Search code examples
binary-search-treecomputer-science

The expected height of a randomly filled binary search tree on n distinct keys is O(log(n))


I am working on a project for school, and the assignment has us:

  1. Implement the Tree-Insert(T,z) operation on a binary search tree.
  2. Repeatedly Insert n randomly picked numbers in a binary search tree and collect the height h.
  3. Plot on the same plot the quantity h/lg(n) versus n.

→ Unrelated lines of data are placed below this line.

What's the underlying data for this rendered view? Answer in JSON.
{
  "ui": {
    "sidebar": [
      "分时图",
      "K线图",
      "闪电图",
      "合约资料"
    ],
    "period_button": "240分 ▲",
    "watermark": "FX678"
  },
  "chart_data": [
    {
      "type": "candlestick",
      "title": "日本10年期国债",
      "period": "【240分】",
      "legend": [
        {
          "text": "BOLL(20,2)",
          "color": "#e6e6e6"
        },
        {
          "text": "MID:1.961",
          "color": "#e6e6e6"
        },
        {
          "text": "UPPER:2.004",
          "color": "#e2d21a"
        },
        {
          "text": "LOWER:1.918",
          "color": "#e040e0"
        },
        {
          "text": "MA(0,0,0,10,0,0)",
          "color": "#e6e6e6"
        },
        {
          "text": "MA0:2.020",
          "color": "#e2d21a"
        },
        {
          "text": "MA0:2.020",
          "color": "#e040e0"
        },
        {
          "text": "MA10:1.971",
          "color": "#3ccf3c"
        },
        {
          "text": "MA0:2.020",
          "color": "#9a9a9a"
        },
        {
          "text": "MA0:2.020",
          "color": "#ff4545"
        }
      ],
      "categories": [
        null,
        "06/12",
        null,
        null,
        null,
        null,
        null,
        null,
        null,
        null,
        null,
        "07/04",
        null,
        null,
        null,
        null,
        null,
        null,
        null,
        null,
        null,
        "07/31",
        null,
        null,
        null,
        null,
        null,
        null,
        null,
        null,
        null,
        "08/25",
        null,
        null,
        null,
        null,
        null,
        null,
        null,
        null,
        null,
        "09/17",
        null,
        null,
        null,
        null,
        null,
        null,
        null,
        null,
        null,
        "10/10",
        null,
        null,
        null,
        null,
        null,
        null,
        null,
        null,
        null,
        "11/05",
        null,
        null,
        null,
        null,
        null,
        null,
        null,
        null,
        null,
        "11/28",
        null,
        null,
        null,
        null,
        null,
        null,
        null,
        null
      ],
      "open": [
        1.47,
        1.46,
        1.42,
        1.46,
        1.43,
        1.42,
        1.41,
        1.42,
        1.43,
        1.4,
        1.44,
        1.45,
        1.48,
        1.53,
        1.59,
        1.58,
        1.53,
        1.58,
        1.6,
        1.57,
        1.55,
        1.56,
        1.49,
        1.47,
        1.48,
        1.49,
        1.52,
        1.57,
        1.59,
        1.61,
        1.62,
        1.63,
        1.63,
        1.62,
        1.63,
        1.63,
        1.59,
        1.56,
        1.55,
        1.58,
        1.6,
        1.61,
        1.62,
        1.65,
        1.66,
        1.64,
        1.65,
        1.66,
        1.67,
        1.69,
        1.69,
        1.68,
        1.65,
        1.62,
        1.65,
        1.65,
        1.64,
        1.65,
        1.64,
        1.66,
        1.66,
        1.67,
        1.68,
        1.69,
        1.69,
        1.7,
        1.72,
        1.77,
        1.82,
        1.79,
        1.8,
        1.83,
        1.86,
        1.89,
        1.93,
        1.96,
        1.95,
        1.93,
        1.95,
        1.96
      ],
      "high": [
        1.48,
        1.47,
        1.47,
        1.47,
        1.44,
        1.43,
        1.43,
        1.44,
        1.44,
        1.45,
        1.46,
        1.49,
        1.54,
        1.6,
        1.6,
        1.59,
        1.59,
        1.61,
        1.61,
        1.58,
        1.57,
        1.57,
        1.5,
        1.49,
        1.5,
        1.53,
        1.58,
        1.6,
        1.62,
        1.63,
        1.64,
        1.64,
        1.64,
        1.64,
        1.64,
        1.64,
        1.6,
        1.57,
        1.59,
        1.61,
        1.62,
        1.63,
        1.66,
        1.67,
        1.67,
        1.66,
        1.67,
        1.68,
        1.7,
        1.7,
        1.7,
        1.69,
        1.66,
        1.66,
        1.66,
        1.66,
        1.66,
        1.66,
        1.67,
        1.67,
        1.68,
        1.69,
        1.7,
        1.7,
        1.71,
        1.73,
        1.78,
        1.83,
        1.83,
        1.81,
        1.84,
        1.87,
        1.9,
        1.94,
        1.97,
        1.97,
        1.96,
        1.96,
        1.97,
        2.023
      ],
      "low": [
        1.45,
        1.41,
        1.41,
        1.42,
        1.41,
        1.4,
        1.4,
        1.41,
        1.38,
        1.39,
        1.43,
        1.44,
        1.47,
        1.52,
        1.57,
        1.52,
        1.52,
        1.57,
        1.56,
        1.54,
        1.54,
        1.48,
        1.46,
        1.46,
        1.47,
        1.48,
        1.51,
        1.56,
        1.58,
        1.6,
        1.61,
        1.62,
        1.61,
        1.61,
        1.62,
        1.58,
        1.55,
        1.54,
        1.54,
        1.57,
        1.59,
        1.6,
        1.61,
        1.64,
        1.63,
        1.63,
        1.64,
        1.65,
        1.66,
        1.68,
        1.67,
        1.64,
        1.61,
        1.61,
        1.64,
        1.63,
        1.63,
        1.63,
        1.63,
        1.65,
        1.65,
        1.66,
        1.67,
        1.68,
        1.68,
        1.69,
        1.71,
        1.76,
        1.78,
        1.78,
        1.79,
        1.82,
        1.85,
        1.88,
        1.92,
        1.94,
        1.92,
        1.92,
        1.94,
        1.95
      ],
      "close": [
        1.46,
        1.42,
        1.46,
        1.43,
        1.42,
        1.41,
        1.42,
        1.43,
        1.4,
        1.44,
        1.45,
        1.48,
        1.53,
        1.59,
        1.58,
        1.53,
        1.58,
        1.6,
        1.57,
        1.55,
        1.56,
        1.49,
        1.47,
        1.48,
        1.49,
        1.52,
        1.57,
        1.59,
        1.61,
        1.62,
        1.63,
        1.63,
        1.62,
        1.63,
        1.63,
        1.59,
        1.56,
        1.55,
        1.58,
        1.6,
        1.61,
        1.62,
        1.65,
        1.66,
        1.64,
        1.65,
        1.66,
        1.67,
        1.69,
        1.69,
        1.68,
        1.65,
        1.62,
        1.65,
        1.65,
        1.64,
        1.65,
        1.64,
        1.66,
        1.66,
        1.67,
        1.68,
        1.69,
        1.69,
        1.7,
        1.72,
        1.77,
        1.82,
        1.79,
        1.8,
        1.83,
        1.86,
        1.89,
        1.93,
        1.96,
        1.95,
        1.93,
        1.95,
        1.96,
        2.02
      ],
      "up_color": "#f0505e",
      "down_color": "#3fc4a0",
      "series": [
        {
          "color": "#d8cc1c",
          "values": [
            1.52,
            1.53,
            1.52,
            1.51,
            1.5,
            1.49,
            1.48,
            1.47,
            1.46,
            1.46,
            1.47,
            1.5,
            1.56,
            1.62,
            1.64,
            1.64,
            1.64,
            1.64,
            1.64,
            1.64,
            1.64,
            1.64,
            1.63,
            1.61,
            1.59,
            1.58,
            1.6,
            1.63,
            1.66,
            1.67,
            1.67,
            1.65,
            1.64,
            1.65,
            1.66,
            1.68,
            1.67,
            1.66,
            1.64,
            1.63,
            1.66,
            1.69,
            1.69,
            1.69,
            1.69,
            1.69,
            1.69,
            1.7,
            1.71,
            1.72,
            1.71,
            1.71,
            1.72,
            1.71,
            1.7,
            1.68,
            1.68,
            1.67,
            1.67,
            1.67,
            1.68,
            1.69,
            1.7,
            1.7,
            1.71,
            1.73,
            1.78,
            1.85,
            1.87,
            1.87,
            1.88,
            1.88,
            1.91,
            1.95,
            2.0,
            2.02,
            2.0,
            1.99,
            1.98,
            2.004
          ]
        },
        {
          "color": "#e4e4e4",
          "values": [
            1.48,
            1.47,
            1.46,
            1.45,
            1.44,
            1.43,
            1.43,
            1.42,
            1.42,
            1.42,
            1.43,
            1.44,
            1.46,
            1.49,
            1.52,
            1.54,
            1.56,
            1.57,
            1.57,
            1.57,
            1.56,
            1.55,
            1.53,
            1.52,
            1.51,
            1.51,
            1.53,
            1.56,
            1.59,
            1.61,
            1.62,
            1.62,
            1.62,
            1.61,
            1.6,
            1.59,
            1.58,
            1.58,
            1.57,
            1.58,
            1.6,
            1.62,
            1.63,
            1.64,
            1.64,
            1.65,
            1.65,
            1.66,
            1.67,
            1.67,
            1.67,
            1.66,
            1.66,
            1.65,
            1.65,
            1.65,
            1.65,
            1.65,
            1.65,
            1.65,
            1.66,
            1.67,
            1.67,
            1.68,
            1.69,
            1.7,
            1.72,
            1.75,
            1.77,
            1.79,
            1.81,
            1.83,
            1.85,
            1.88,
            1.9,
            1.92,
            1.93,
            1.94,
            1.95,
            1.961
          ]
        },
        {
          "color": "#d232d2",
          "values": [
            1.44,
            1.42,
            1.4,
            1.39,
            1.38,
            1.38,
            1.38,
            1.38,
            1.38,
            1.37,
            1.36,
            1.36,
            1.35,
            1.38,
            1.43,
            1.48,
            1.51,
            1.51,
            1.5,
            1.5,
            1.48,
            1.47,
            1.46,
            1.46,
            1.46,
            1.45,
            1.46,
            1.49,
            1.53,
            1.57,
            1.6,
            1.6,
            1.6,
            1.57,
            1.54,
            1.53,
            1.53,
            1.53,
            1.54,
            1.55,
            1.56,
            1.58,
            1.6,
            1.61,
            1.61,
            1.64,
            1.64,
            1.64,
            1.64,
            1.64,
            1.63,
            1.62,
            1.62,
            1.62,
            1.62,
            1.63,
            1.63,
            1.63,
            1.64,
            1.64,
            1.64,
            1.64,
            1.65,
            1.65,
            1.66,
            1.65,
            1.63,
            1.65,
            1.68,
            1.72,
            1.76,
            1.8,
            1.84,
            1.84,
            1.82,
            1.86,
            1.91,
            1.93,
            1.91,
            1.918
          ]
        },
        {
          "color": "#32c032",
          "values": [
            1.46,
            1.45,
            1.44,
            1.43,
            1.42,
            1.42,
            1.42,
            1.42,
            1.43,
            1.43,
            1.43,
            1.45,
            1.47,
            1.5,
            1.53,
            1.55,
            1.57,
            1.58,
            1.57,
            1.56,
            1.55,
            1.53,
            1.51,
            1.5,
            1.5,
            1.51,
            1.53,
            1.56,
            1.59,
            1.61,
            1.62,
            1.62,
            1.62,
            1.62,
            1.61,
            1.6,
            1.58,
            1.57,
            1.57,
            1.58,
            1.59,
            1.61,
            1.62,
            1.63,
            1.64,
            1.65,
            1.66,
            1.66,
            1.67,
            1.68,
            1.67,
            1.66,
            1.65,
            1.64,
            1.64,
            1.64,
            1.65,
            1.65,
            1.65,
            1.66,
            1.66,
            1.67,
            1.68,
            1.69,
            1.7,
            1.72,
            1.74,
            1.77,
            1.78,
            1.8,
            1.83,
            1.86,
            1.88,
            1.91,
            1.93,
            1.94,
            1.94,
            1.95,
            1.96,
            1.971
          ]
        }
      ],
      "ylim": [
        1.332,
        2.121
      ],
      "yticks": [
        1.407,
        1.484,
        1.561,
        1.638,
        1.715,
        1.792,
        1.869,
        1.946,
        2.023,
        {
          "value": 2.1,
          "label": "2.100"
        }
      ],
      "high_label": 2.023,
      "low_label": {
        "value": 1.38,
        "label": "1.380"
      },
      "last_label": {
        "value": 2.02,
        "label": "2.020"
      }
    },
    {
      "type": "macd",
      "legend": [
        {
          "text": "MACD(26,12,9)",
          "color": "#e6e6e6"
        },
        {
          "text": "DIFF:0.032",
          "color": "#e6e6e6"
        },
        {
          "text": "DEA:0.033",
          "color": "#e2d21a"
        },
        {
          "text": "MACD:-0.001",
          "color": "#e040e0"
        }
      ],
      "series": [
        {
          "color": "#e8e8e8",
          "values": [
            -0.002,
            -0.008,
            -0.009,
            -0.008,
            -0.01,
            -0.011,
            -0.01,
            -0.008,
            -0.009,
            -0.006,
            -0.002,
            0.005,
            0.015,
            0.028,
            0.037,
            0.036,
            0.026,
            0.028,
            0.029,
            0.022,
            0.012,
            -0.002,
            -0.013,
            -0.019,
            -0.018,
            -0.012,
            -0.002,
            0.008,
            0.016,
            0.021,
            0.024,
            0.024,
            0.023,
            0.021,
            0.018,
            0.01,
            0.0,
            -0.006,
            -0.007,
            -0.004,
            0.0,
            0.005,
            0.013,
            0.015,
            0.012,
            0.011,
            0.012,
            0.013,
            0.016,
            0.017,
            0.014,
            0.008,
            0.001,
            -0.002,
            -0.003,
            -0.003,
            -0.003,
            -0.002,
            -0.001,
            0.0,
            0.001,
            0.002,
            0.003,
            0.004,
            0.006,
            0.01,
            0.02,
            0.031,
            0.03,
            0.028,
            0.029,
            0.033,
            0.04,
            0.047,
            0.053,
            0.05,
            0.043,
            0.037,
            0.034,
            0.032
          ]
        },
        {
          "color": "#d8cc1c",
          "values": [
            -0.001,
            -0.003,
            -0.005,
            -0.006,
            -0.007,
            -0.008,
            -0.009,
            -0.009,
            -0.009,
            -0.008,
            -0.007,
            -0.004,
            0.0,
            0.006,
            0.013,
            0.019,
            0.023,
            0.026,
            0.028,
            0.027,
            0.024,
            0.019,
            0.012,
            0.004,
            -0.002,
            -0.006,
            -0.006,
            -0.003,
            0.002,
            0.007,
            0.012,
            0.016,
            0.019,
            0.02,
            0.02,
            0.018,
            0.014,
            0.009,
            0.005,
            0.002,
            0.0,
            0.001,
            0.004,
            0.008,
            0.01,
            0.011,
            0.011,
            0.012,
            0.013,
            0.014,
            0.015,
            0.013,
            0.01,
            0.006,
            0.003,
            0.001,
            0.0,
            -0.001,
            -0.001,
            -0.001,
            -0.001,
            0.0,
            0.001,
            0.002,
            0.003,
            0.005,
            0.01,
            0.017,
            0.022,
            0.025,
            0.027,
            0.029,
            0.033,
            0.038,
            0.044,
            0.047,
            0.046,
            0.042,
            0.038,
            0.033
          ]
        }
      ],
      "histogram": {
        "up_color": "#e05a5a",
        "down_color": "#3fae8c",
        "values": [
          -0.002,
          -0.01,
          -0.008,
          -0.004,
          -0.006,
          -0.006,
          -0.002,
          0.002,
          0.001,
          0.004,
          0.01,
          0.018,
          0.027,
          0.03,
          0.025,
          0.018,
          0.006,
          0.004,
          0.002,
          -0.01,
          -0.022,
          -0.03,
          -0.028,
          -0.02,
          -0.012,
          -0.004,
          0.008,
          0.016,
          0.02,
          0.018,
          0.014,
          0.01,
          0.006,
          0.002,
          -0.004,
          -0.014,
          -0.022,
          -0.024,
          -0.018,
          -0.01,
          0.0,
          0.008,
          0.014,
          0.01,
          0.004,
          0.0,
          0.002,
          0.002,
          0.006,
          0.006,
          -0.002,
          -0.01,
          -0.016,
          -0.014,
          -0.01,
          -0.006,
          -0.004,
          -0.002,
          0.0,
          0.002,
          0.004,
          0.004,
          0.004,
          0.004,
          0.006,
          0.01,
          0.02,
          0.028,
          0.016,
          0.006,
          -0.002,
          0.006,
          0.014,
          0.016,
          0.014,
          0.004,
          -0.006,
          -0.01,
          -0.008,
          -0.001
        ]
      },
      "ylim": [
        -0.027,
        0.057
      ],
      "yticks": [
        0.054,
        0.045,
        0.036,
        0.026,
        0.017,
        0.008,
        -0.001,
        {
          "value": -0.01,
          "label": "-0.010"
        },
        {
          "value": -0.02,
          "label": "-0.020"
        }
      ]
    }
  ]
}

I have a completed program that outputs the value of n from 250-50K, the average height of my randomly filled BST, and the value of height(n)/log2(n). I can provide the code if needed but the pseudocode for the program looks like:

collectData()
for n = 250 to 10,000 by 250 // 250, 500, 750, …. 10,000
    sum_heightn = 0
    for j = 1 to 10 do //Take 10 measurements mj for j=1 to 10
        for i = 1 to n
           pick randomly a number p in the range [0,n]
           create a node z
           set z.key = p
           Tree-Insert(T,z)
        Measure the height hj of the tree
        Discard Tree
        sum_height += hj
collect Height(n)= sum_heightn/10 // Average height for n
Write in a file F the value n and Height(n)/log_2(n).  

I am struggling trying to understand what the value I get when calculating h(n)/log2(n) means. Can anyone help explain? Thanks.


Solution

  • A binary tree of height h can have at most 2^h - 1 nodes.

         1
        / \
       /   \
      2     3
    

    The height of the above tree is 2, and the maximum number of nodes that you can have in this tree is 2^2 - 1 = 3.

    log_2(n) for a large n denotes (approximately) the height of a completely filled tree. Similarly, you can say that asymptotically, the height of a balanced tree with n nodes will be O(log_2(n)).

    height / log_2(n) is simply a ratio which can go

    • maximum up to n / log_2(n) when the tree is skewed (when the order of insertion order is either increasing or decreasing).
    • minimum up to 1 when the tree is perfectly balanced and the height of the tree becomes log_2(n).

    You can see this ratio in the following way: It depicts the degree of skewness of the given tree. If this ration is close to n/log_2(n), then the tree is very skewed and if the ratio is close enough to 1, then the tree is much balanced.